Cosa ha imparato e cosa pensa di avere insegnato a quei suoi ragazzi?
«A stretto contatto con loro, ho imparato a conoscere un diverso stile di vita, prestando attenzione e rispetto a culture ed etnie. Ci vorrebbero anni di studio per comprendere appieno le origini di ciascun ragazzo, però ad oggi con l’esperienza maturata rivestendo il ruolo di testimonial ho meno difficoltà a compiere un distinguo fra ragazzi di origini gambiane piuttosto che nigeriane, ivoriane anziché ghanesi; dal mio canto mi sono impegnato nello spiegare la cultura dello sport e il sacrificio. Sacrificio, sia chiaro, in senso sportivo, considerando che la sofferenza, quella vera, l’hanno abbondantemente vissuta sulla loro pelle».
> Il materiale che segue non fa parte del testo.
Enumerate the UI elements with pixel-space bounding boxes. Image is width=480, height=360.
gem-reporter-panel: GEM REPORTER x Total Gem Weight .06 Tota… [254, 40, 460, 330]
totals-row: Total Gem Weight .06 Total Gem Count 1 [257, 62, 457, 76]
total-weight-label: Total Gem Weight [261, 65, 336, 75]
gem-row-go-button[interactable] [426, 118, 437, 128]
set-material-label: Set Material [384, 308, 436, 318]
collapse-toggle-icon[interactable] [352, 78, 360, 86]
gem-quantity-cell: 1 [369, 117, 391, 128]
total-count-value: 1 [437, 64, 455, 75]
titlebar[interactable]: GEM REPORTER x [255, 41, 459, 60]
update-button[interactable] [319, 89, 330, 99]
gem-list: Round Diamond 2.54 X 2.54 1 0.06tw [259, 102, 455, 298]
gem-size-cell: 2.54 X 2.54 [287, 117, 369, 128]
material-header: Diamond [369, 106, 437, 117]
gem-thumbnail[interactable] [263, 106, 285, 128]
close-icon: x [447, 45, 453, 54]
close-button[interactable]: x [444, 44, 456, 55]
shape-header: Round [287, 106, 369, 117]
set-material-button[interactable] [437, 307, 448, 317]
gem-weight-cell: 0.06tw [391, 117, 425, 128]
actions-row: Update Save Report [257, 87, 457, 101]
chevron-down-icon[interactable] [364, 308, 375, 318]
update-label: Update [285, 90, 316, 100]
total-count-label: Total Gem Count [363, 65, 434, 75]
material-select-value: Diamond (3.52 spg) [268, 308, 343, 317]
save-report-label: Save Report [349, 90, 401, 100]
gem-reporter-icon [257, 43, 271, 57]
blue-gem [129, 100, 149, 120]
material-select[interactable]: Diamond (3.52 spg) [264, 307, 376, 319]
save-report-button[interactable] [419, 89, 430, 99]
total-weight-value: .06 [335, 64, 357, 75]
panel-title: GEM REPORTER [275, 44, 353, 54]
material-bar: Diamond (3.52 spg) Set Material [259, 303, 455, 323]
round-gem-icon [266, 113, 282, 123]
Il rapporto con il Napoli United, oggi. Prima che entrassimo in “partita” ha tenuto a specificare che il rapporto è rimasto eccellente e che lei è sempre legato da grande affetto ai ragazzi e al progetto.
«Nutro grande affetto per un progetto che mi ha avvicinato a un mondo che in qualche modo già conoscevo. Oggi, con il ruolo di direttore sportivo del Taranto calcio, i dirigenti del Napoli United posso sentirli al telefono, ma sanno perfettamente che nel caso avessero bisogno di me sarei a loro disposizione».
Tarantino, nel suo cuore c’è anche posto per l’azzurro, in quanto fra i promotori del doppio salto del Napoli dalla serie C alla serie A, anche in qualità di capitano. Che ricordi ha di quella esperienza e quanto pesa portare su un braccio la fascia indossata da Diego Armando Maradona?
«Rappresentare una città come Napoli e indossare la fascia da capitano che è stata anche di Maradona, ti responsabilizza al massimo; di sicuro ti rende un uomo migliore perché l’azzurro napoletano è simbolo di rispetto come di passione. Considero un onore aver vestito quella maglia, una emozione provata anche da tarantino indossando i colori rossoblù della mia città. Sono cose che ti riempiono di orgoglio».
Direttore, sta facendo un ottimo lavoro, ha un sesto senso nel pescare giovani pronti nel vestire la maglia da titolare nel suo Taranto. Quanto è importante ripartire da una categoria e fare esperienza utile?
«L’esperienza in campionati cosiddetti minori, quando minori non sono considerando che in serie D militano città importanti quanto Taranto, la reputo fondamentale. Di sicuro ti dà un’apertura mentale diversa, che torna utile nell’affrontare in un secondo momento categorie maggiori. A proposito degli “under”: ci sono ragazzi che stanno facendo bene, altri che vanno seguiti con maggiore attenzione per trasformare le potenzialità in certezza, compito nel quale lo staff tecnico è quotidianamente impegnato».
Per scaramanzia, non parliamo dell’oggi, per gioco però proviamo a pensare a Montervino direttore sportivo fra dieci anni. Cosa significherebbe per lei coronare un sogno professionale?
«Sorvolando sui pronostici a lunga scadenza – dieci anni sono tanti – non nascondo l’ambizione di voler crescere nel ruolo di direttore sportivo. Se poi questa maturazione professionale coincidesse con il progetto-Taranto e, dunque, andasse a braccetto con i “colori” della città che amo, allora sì che sarei doppiamente felice».